Riaumag.com , Teluk Persia——— Ketegangan di Timur Tengah kembali memuncak setelah Iran mengumumkan operasi militer yang menargetkan pangkalan-pangkalan militer Amerika Serikat di kawasan Teluk. Operasi yang disebut sebagai langkah “pembersihan” terhadap kehadiran militer asing ini memicu kekhawatiran akan meluasnya konflik regional.
Pemerintah Iran melalui pernyataan resmi yang disampaikan atas nama pemimpin tertinggi baru, Mojtaba Khamenei, menegaskan bahwa keberadaan militer Amerika di kawasan Teluk dianggap sebagai ancaman langsung bagi keamanan Iran. Dalam pesan publiknya, Khamenei menyerukan agar negara-negara Teluk menutup pangkalan militer Amerika di wilayah mereka atau menghadapi konsekuensi serangan.
“Jika pangkalan-pangkalan tersebut tetap digunakan untuk menyerang Iran, maka mereka akan menjadi target sah,” demikian peringatan yang disampaikan dalam pernyataan tersebut.

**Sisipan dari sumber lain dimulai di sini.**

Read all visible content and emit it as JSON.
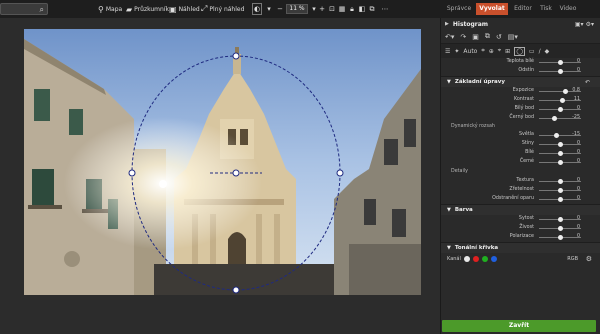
{
  "toolbar": {
    "search_placeholder": "",
    "mapa": "Mapa",
    "pruzkumnik": "Průzkumník",
    "nahled": "Náhled",
    "plny_nahled": "Plný náhled",
    "zoom": "11 %"
  },
  "tabs": [
    "Správce",
    "Vyvolat",
    "Editor",
    "Tisk",
    "Video"
  ],
  "panel": {
    "histogram_title": "Histogram",
    "tool_auto": "Auto",
    "top_rows": [
      {
        "label": "Teplota bílé",
        "value": "0",
        "pos": 0.5
      },
      {
        "label": "Odstín",
        "value": "0",
        "pos": 0.5
      }
    ],
    "zakladni": {
      "title": "Základní úpravy",
      "rows1": [
        {
          "label": "Expozice",
          "value": "0.8",
          "pos": 0.62
        },
        {
          "label": "Kontrast",
          "value": "11",
          "pos": 0.56
        },
        {
          "label": "Bílý bod",
          "value": "0",
          "pos": 0.5
        },
        {
          "label": "Černý bod",
          "value": "-25",
          "pos": 0.38
        }
      ],
      "dynamicky_label": "Dynamický rozsah",
      "rows2": [
        {
          "label": "Světla",
          "value": "-15",
          "pos": 0.42
        },
        {
          "label": "Stíny",
          "value": "0",
          "pos": 0.5
        },
        {
          "label": "Bílé",
          "value": "0",
          "pos": 0.5
        },
        {
          "label": "Černé",
          "value": "0",
          "pos": 0.5
        }
      ],
      "detaily_label": "Detaily",
      "rows3": [
        {
          "label": "Textura",
          "value": "0",
          "pos": 0.5
        },
        {
          "label": "Zřetelnost",
          "value": "0",
          "pos": 0.5
        },
        {
          "label": "Odstranění oparu",
          "value": "0",
          "pos": 0.5
        }
      ]
    },
    "barva": {
      "title": "Barva",
      "rows": [
        {
          "label": "Sytost",
          "value": "0",
          "pos": 0.5
        },
        {
          "label": "Živost",
          "value": "0",
          "pos": 0.5
        },
        {
          "label": "Polarizace",
          "value": "0",
          "pos": 0.5
        }
      ]
    },
    "tonalni": {
      "title": "Tonální křivka",
      "kanal_label": "Kanál",
      "rgb_label": "RGB"
    },
    "close_label": "Zavřít"
  },
  "colors": {
    "active_tab": "#c9502c",
    "close_button": "#4c9a2a",
    "dot_white": "#e8e8e8",
    "dot_red": "#e02020",
    "dot_green": "#20b020",
    "dot_blue": "#2060e0"
  }
}
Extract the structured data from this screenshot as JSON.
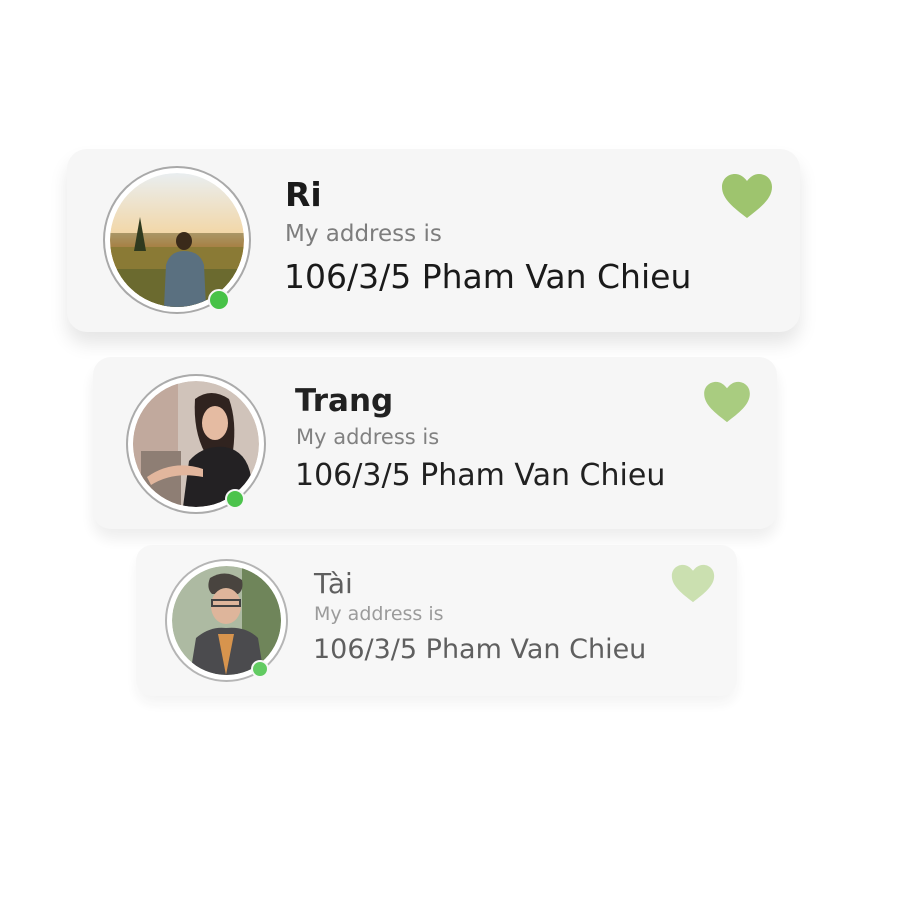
{
  "contacts": [
    {
      "name": "Ri",
      "address_label": "My address is",
      "address": "106/3/5 Pham Van Chieu",
      "online": true,
      "favorite_icon": "heart-icon",
      "favorite_color": "#9ec46e"
    },
    {
      "name": "Trang",
      "address_label": "My address is",
      "address": "106/3/5 Pham Van Chieu",
      "online": true,
      "favorite_icon": "heart-icon",
      "favorite_color": "#a7cb7c"
    },
    {
      "name": "Tài",
      "address_label": "My address is",
      "address": "106/3/5 Pham Van Chieu",
      "online": true,
      "favorite_icon": "heart-icon",
      "favorite_color": "#c2dba3"
    }
  ],
  "colors": {
    "card_background": "#f6f6f6",
    "online_status": "#47c247",
    "avatar_ring": "#a9a9a9"
  }
}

Sejak pecahnya konflik terbaru antara Iran dan Amerika Serikat serta sekutunya, sejumlah fasilitas militer Amerika di kawasan Teluk telah menjadi sasaran serangan drone dan rudal. Di Kuwait, serangan drone Iran dilaporkan menghantam fasilitas militer yang digunakan pasukan Amerika, menewaskan beberapa tentara dan melukai puluhan lainnya.
Serangan serupa juga terjadi di Uni Emirat Arab dan Bahrain, termasuk target yang berkaitan dengan armada Angkatan Laut Amerika Serikat di wilayah tersebut. Meski sebagian besar proyektil berhasil dicegat oleh sistem pertahanan udara negara-negara Teluk, beberapa serangan tetap menyebabkan kerusakan dan korban.
Selain operasi militer, Iran juga meningkatkan tekanan strategis dengan mengancam menutup jalur pelayaran vital dunia di Selat Hormuz. Pemerintah Iran bahkan menyatakan kapal-kapal yang melintas di jalur tersebut harus berkoordinasi dengan angkatan laut Iran, langkah yang memicu lonjakan harga minyak global.
Para analis menilai eskalasi ini berpotensi menyeret negara-negara Teluk ke dalam konflik yang lebih luas antara Iran, Amerika Serikat, dan sekutu-sekutunya. Jika serangan terhadap pangkalan militer Amerika terus berlanjut, Timur Tengah dikhawatirkan akan memasuki fase perang terbuka yang dampaknya dapat mengguncang stabilitas ekonomi dan keamanan dunia.